With a nod, she started for the door. “Pies are in the truck. Cherry, apple, peach and pecan,” she announced and marched out the door.
Dusty’s mouth watered at the thought of the pies waiting outside, even though he had just finished a decent breakfast. He could almost taste the sweet tartness of the pies, when a hand clamped onto his shoulder.
“I hear you’re helping with harvest,” Gerald said, stopping on his way to the door. “Don’t let Miss Agatha get to you. She’s a good one, no matter how much we tease her. And the meals alone at the Claybornes’ are enough pay for a hard d
ay’s work. Just make sure you don’t get on the wrong side of that redhead, or you could find yourself in Doc Priller’s office with a case of ptomaine.”
Dusty stared at the man, not sure what to say, until Gerald whacked him on the back. “Just kidding, son.
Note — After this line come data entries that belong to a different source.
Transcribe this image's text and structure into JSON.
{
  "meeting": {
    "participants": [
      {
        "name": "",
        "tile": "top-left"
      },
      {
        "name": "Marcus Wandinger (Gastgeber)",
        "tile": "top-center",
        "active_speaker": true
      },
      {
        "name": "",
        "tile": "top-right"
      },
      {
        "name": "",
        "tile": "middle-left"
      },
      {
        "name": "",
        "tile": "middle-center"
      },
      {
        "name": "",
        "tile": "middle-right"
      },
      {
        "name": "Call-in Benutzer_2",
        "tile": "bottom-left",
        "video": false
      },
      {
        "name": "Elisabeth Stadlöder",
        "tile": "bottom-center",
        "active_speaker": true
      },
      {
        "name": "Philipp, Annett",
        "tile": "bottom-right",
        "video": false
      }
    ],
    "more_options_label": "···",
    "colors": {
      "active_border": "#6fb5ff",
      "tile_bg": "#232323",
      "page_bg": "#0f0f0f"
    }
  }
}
You can’t go wrong with Kate Clayborne’s cooking. Enjoy it.”
“I sure intend to,” Dusty answered with a smile and followed him out the door.
After Gerald shouted a goodbye to Aggie, who waited at the back of the pickup parked diagonally at the curb, Dusty caught up with her. “Four boxes of them,” she said, pulling off a plastic tarp in the bed of the truck. “Just be careful not to drop them.”
“They’re beauties,” he said, peering into the boxes. “Three of each?” He reached in to lift a box, making sure he had a good grasp on the cardboard and didn’t tilt it.
She took it from him. “There’s more at home. Come on by later and have a slice. Or two.”
Pulling out the second box, he grasped it in one arm. “Give me that one,” he told her, nodding at the one she held. She settled the first in his other arm. “I wasn’t sure if I’d be welcome at the farm, seeing there won’t be any work done today.”
“Won’t be for a few more days, by the look of it,” she answered, glancing at the cloudy sky overhead. “At least it’s stopped raining for a while. We can’t do with too much.” She walked to the door of the café with a slight limp and pulled it open for him. “But there’s no reason for you to be a stranger. We’re always glad to have a little company, and I’m sure the girls are happy to spend some time with someone closer to their ages.”
Dusty stood in the open doorway and turned his head to look at her, taking care to keep his voice low. “That knee bothering you, Miss Aggie?”
She started to shake her head, but shrugged her shoulders. “A little, what with this weather. But it’ll get better. It always does, once the sun starts shining again. I expect we’ll be back at work in a couple of days, if the weatherman was being honest and had a clue about the forecast. In the meantime, there’s no reason why we can’t enjoy the time off.”